My story has parallels and connections to the stories of Isaac because we both have felt alone, lost, scared, in pain from the loss of love from another, and in physical pain, too. And THAT is how we connected, in person, honestly sharing our hearts. Jesus is personal. Pain is personal. And when you know Christ, He finds a way into the conversation. It's where love takes you.

Joey and David were wide-eyed and listening the whole time and asking questions, too. Multiculturalism is not a hot topic in northern Minnesota. In general as Christians, we try to "love others" as Jesus loves us. It makes me smile every time I think of the scripture Joey chose as his confirmation verse, Acts 17:26. He went to the microphone stated the reference and then said, "And He has made from one blood every nation of men." I had no idea why he had chosen the verse, but later when asked, he was quite emphatic of the importance to understand that we were all created as one race and therefore we are called and able to love everyone. "There's no need to be a racist, Mom."

"Ok, Joe."

I am always a fan of what author and Pastor Timothy Keller has to say from a Biblical perspective. Most recently, after the atrocities of events in Charlottesville, he wrote,

"This is a time to present the Bible's strong and clear teachings about the sin of racism and of the idolatry of blood and country — again, full stop. In Acts 17:26, in the midst of an evangelistic lecture to secular, pagan philosophers, Paul makes the case that God created all the races "from one man." Paul's Greek listeners saw other races as barbarian, but against such views of racial superiority Paul makes the case that all races have the same Creator and are of one stock. Since all are made in God's image, every human life is of infinite and equal value. When Jonah puts the national interests of Israel ahead of the spiritual good of the racially "other" pagan city of Nineveh, he is roundly condemned by God. One main effect of the gospel is to shatter the racial barriers that separate people, so it is an egregious sin to do anything to support those barriers.

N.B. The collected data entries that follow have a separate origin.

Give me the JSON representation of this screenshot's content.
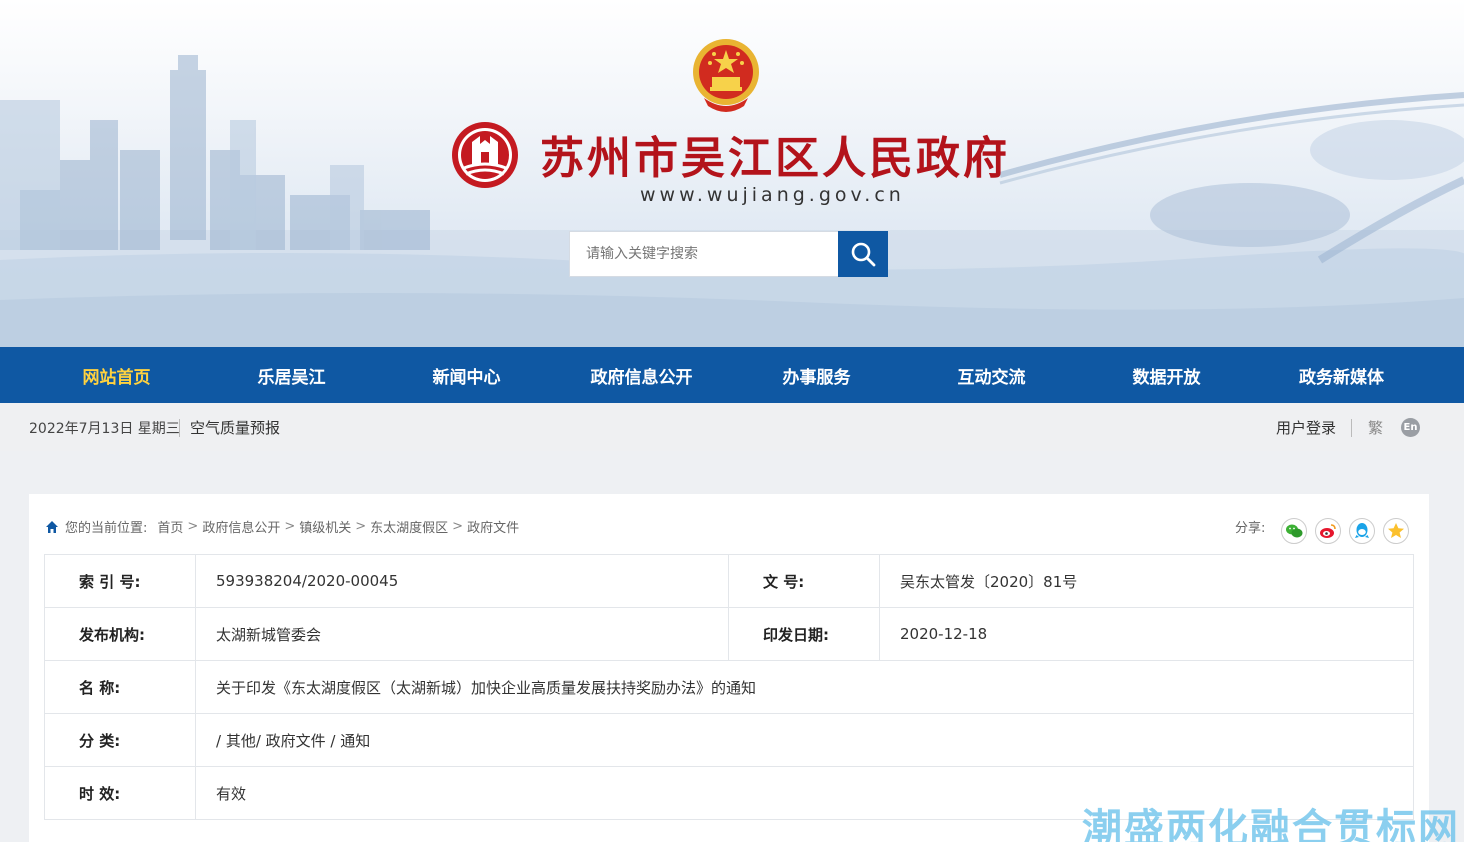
{
  "header": {
    "site_title": "苏州市吴江区人民政府",
    "site_url": "www.wujiang.gov.cn",
    "search_placeholder": "请输入关键字搜索"
  },
  "nav": {
    "items": [
      {
        "label": "网站首页",
        "active": true
      },
      {
        "label": "乐居吴江",
        "active": false
      },
      {
        "label": "新闻中心",
        "active": false
      },
      {
        "label": "政府信息公开",
        "active": false
      },
      {
        "label": "办事服务",
        "active": false
      },
      {
        "label": "互动交流",
        "active": false
      },
      {
        "label": "数据开放",
        "active": false
      },
      {
        "label": "政务新媒体",
        "active": false
      }
    ]
  },
  "infobar": {
    "date": "2022年7月13日 星期三",
    "air_quality": "空气质量预报",
    "login": "用户登录",
    "traditional": "繁",
    "english": "En"
  },
  "breadcrumb": {
    "lead": "您的当前位置:",
    "items": [
      "首页",
      "政府信息公开",
      "镇级机关",
      "东太湖度假区",
      "政府文件"
    ],
    "separator": ">"
  },
  "share": {
    "label": "分享:",
    "icons": [
      "wechat-icon",
      "weibo-icon",
      "qq-icon",
      "qzone-icon"
    ]
  },
  "document": {
    "index_label": "索 引 号:",
    "index_value": "593938204/2020-00045",
    "docno_label": "文    号:",
    "docno_value": "吴东太管发〔2020〕81号",
    "publisher_label": "发布机构:",
    "publisher_value": "太湖新城管委会",
    "date_label": "印发日期:",
    "date_value": "2020-12-18",
    "name_label": "名    称:",
    "name_value": "关于印发《东太湖度假区（太湖新城）加快企业高质量发展扶持奖励办法》的通知",
    "category_label": "分    类:",
    "category_value": "/ 其他/ 政府文件 / 通知",
    "validity_label": "时    效:",
    "validity_value": "有效"
  },
  "watermark": "潮盛两化融合贯标网",
  "colors": {
    "nav_bg": "#0f58a3",
    "nav_active": "#ffd23f",
    "title_red": "#b3131b"
  }
}
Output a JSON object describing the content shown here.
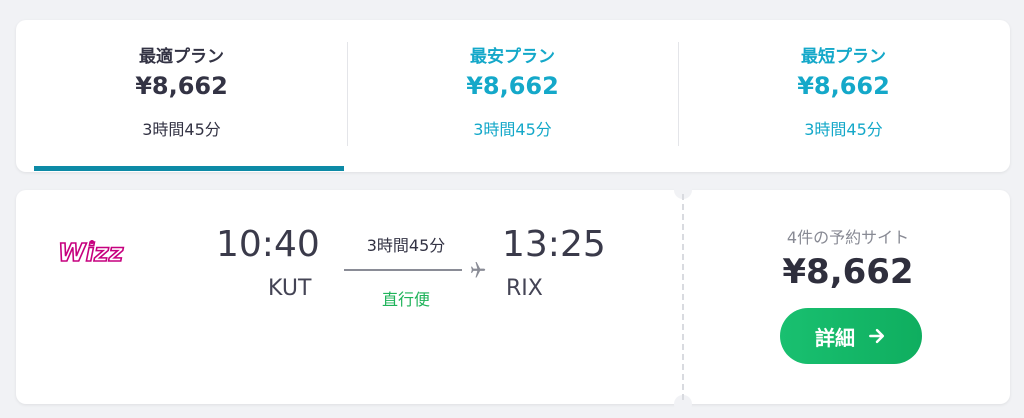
{
  "tabs": [
    {
      "label": "最適プラン",
      "price": "¥8,662",
      "duration": "3時間45分",
      "selected": true
    },
    {
      "label": "最安プラン",
      "price": "¥8,662",
      "duration": "3時間45分",
      "selected": false
    },
    {
      "label": "最短プラン",
      "price": "¥8,662",
      "duration": "3時間45分",
      "selected": false
    }
  ],
  "flight": {
    "airline_logo_text": "Wizz",
    "departure_time": "10:40",
    "departure_airport": "KUT",
    "duration": "3時間45分",
    "stops": "直行便",
    "arrival_time": "13:25",
    "arrival_airport": "RIX"
  },
  "booking": {
    "site_count": "4件の予約サイト",
    "price": "¥8,662",
    "button_label": "詳細"
  },
  "colors": {
    "accent_blue": "#14a8c9",
    "underline": "#0d8aa6",
    "green": "#19c070",
    "logo_purple": "#c6007e"
  },
  "icons": {
    "plane": "plane-icon",
    "arrow": "arrow-right-icon"
  }
}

When Peter sought to do so, Paul reprimanded him for losing his grasp on the Gospel."

Every one of us who claims to be a follower of Christ cannot ignore the fact that God loves all people of all shapes, sizes and colors, just like the nursery song, "Red and Yellow, Black and White, they are precious in His sight." God just loves us as we are and not as we should be because we'll never be where we should be and He KNOWS this...HE KNOWS US.

We all have ways to show and give love. I have a mouth and personality that makes connecting with people fun. I love to have in-depth conversations. We all do not have to engage in hotel room ministry, but we are called to love and minister to others in some way with the gifts God' has given us. He tells us plain in simple, "Others will know you are Mine by the way you love one another." (John 13:35).

You matter. I matter. We all matter to God and when God matters to us, then we actually desire to share His love and grace with others no matter who they are. This is what makes the world go round and round.